L’on connaissait Thomas Mailaender en franc-tireur de l’exposition, en pirate de la technique, en collectionneur de bizarreries, bref, en bandit des grands chemins de l’art ; le voilà qui se présente à nous sous la double casquette de l’artiste industrieux et du contremaître. Il entend enduire, insoler, couper, coller, tirer, relier, projeter, plonger, recycler, détruire et, d’un même mouvement, exposer tous ces faits et gestes. Une fabrique donc, au beau milieu du Centre Photographique Marseille, qui tourne à plein temps et à plein régime. Là où, dans les musées, l’on accorde au moins un jour de repos aux oeuvres pour les laisser respirer, Mailaender fera du sans relâche, 24/7, et avec lui quelques mains et têtes supplémentaires.

À l’encontre du modèle normatif de la rencontre avec l’oeuvre – produit du génie de l’artiste, livré tel quel depuis les méandres de sa subjectivité unique –, c’est ici tout le processus créatif qui est mis en jeu et sous nos yeux, plutôt que sa seule finalité. Dans la lignée d’un Duchamp, qui parlait d’une « chaîne de réaction » pour qualifier le travail de l’artiste, la proposition de Mailaender se tient entre l’installation performée et la performance installée. C’est, en somme, une unité de production artistique qui sera donnée à voir, au sein de laquelle l’art, in statu nascendi, fait les trois-huit, pour enfanter des résultats suspendus à l’enchaînement des décisions, des repentirs, des échecs et des succès, de la volonté des matériaux et du temps passé en salle de repos, entre bières et pizzas.

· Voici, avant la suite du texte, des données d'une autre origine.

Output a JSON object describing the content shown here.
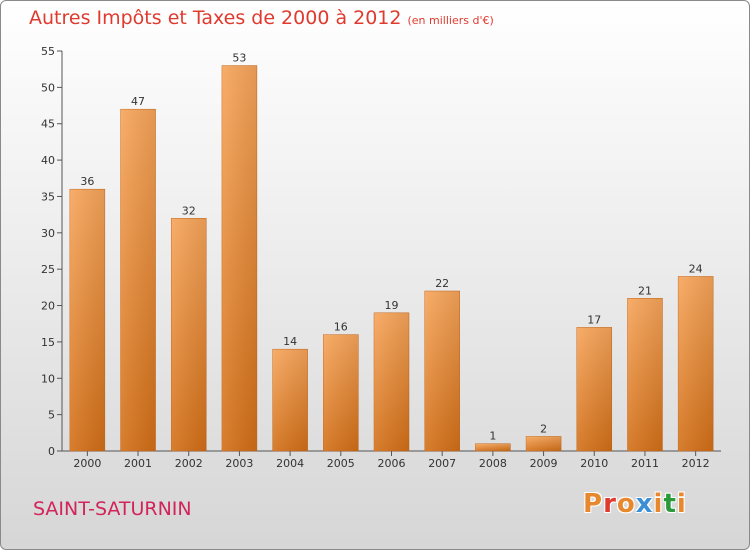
{
  "chart_data": {
    "type": "bar",
    "title": "Autres Impôts et Taxes de 2000 à 2012",
    "subtitle": "(en milliers d'€)",
    "categories": [
      "2000",
      "2001",
      "2002",
      "2003",
      "2004",
      "2005",
      "2006",
      "2007",
      "2008",
      "2009",
      "2010",
      "2011",
      "2012"
    ],
    "values": [
      36,
      47,
      32,
      53,
      14,
      16,
      19,
      22,
      1,
      2,
      17,
      21,
      24
    ],
    "ylim": [
      0,
      55
    ],
    "yticks": [
      0,
      5,
      10,
      15,
      20,
      25,
      30,
      35,
      40,
      45,
      50,
      55
    ],
    "grid": false,
    "bar_color": "#e8882e"
  },
  "footer": {
    "commune": "SAINT-SATURNIN",
    "logo": "Proxiti"
  },
  "colors": {
    "title": "#e03a2e",
    "commune": "#d1245a",
    "logo_letters": [
      "#e8882e",
      "#e03a2e",
      "#e8882e",
      "#3a8fd6",
      "#e8882e",
      "#2a9a3a",
      "#e8882e"
    ]
  }
}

Entrons donc dans le joyeux bazar organisé par l’artiste, nommé comme l’une de ces boutiques photographiques des « trente glorieuses » : Lumière Passion. À tout prendre, l’on devrait s’y sentir comme dans une fête foraine, dans la chambre risquée d’un chimiste en herbe ou dans le garage fourmillant d’un mécanicien amateur. L’on y verra les heureux stigmates du travail cérémoniel, fondé sur des protocoles variables, qui aura permis de faire des livres, des cyanotypes monumentaux à même les murs, un film, et d’autres objets vendus comme ceux qui sortent d’une usine.

Guillaume Blanc

Thomas Mailaender – Repères biographiques

Connu pour son utilisation d’un large éventail de médiums, dont la céramique, le cyanotype, la photographie et le collage, Thomas Mailaender (né à Marseille en 1979) incorpore souvent des images et des objets trouvés dans ses oeuvres, remettant au goût du jour des procédés photographiques obsolètes, en parfait touche-à-tout et archéologue du temps présent.

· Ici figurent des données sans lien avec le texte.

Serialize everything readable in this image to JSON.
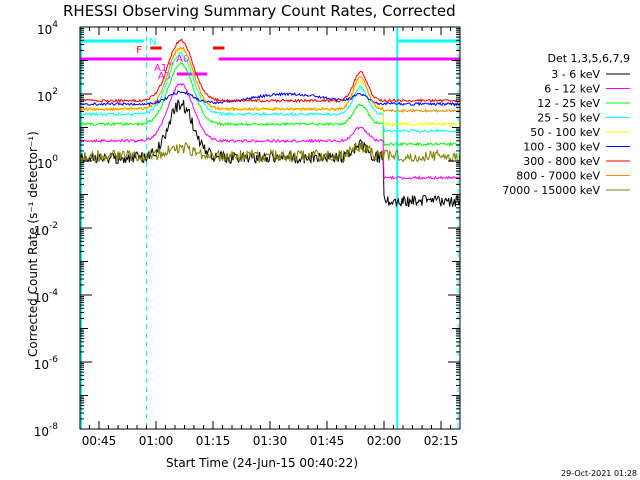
{
  "chart_data": {
    "type": "line",
    "title": "RHESSI Observing Summary Count Rates, Corrected",
    "xlabel": "Start Time (24-Jun-15 00:40:22)",
    "ylabel": "Corrected Count Rate (s⁻¹ detector⁻¹)",
    "yscale": "log",
    "ylim_exp": [
      -8,
      4
    ],
    "xlim_min": [
      0,
      100
    ],
    "x_ticks": [
      {
        "label": "00:45",
        "min": 5
      },
      {
        "label": "01:00",
        "min": 20
      },
      {
        "label": "01:15",
        "min": 35
      },
      {
        "label": "01:30",
        "min": 50
      },
      {
        "label": "01:45",
        "min": 65
      },
      {
        "label": "02:00",
        "min": 80
      },
      {
        "label": "02:15",
        "min": 95
      }
    ],
    "y_ticks": [
      {
        "base": "10",
        "exp": "4",
        "value": 4
      },
      {
        "base": "10",
        "exp": "2",
        "value": 2
      },
      {
        "base": "10",
        "exp": "0",
        "value": 0
      },
      {
        "base": "10",
        "exp": "-2",
        "value": -2
      },
      {
        "base": "10",
        "exp": "-4",
        "value": -4
      },
      {
        "base": "10",
        "exp": "-6",
        "value": -6
      },
      {
        "base": "10",
        "exp": "-8",
        "value": -8
      }
    ],
    "legend_title": "Det 1,3,5,6,7,9",
    "series": [
      {
        "name": "3 - 6 keV",
        "color": "#000000",
        "base": 0.1,
        "p1": 1.7,
        "p2": 0.5,
        "post": -1.2
      },
      {
        "name": "6 - 12 keV",
        "color": "#ff00ff",
        "base": 0.6,
        "p1": 2.3,
        "p2": 1.0,
        "post": -0.5
      },
      {
        "name": "12 - 25 keV",
        "color": "#00ff00",
        "base": 1.1,
        "p1": 2.9,
        "p2": 1.7,
        "post": 0.5
      },
      {
        "name": "25 - 50 keV",
        "color": "#00ffff",
        "base": 1.4,
        "p1": 3.2,
        "p2": 2.2,
        "post": 0.9
      },
      {
        "name": "50 - 100 keV",
        "color": "#ffff00",
        "base": 1.55,
        "p1": 3.35,
        "p2": 2.4,
        "post": 1.1
      },
      {
        "name": "100 - 300 keV",
        "color": "#0000ff",
        "base": 1.7,
        "p1": 2.05,
        "p2": 1.95,
        "post": 1.7
      },
      {
        "name": "300 - 800 keV",
        "color": "#ff0000",
        "base": 1.8,
        "p1": 3.6,
        "p2": 2.65,
        "post": 1.8
      },
      {
        "name": "800 - 7000 keV",
        "color": "#ff8c00",
        "base": 1.55,
        "p1": 3.4,
        "p2": 2.5,
        "post": 1.5
      },
      {
        "name": "7000 - 15000 keV",
        "color": "#808000",
        "base": 0.15,
        "p1": 0.4,
        "p2": 0.45,
        "post": 0.15
      }
    ],
    "annotations": [
      {
        "text": "N",
        "color": "#00ffff"
      },
      {
        "text": "F",
        "color": "#ff0000"
      },
      {
        "text": "A0",
        "color": "#ff00ff"
      },
      {
        "text": "A1",
        "color": "#ff00ff"
      },
      {
        "text": "A3",
        "color": "#ff00ff"
      }
    ],
    "footer": "29-Oct-2021 01:28"
  }
}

Collectionneur et archiviste, il a rassemblé une importante collection – The Fun Archaeology – dont les documents mettent en évidence l’absurdité même de leurs sujets, la richesse vernaculaire de leur langage et leur poésie accidentelle.

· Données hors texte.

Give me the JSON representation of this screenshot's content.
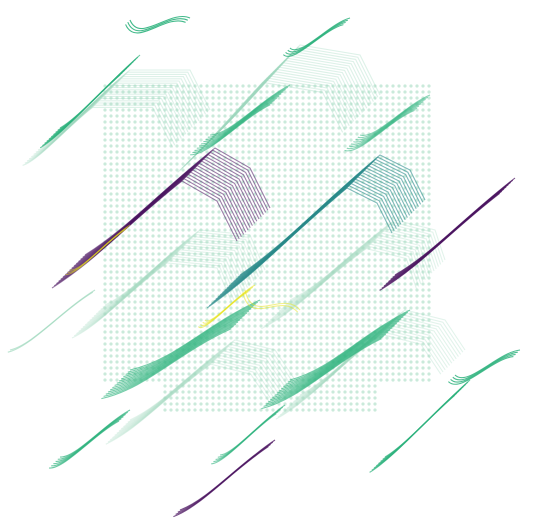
{
  "artwork": {
    "background": "#ffffff",
    "palette": {
      "purple": "#4b1460",
      "teal": "#2a8a8a",
      "green": "#2db27d",
      "mint": "#9fd8bd",
      "yellow": "#e7e419"
    }
  }
}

Parmi les récentes expositions personnelles de Thomas Mailaender, citons notamment sa première rétrospective dans un musée européen, The Fun Archive au NRWForum de Düsseldorf (2017). Ses oeuvres ont fait partie d’expositions collectives et individuelles dans d’importantes institutions artistiques, foires et manifestations internationales, comme le MOMA de San Francisco (Don’t ! Photography et Art of Mistakes organisé par Clément Chéroux en 2019), la Saatchi Gallery de Londres (Iconoclast), la Tate Modern de Londres (Performing For The Camera), le Palais de Tokyo à Paris (Do Disturb), les Rencontres d’Arles (From Here On). De nombreux livres d’artistes ont été publiés sur le travail de Mailaender et son Illustrated People (publié par AMC / RVB books) a reçu le prix du livre de photos de l’année lors de l’édition 2015 des Aperture Foundation PhotoBook Awards. En 2016, il a été résident de la résidence LVMH Métiers d’Art aux Tanneries Roux pour son projet Skin Memories. Son travail de curateur comprend Hara Kiri (Rencontres d’Arles 2016), Night Climbers of Cambridge (Festival Images, Vevey 2015) et Photo Pleasure Palace avec Erik Kessels (Unseen, Amsterdam, 2017), avec qui il collabore régulièrement sur des projets fortement orientés vers la question de la réappropriation de l’image.

Thomas Mailaender est représenté par la galerie Michael Hoppen (Londres).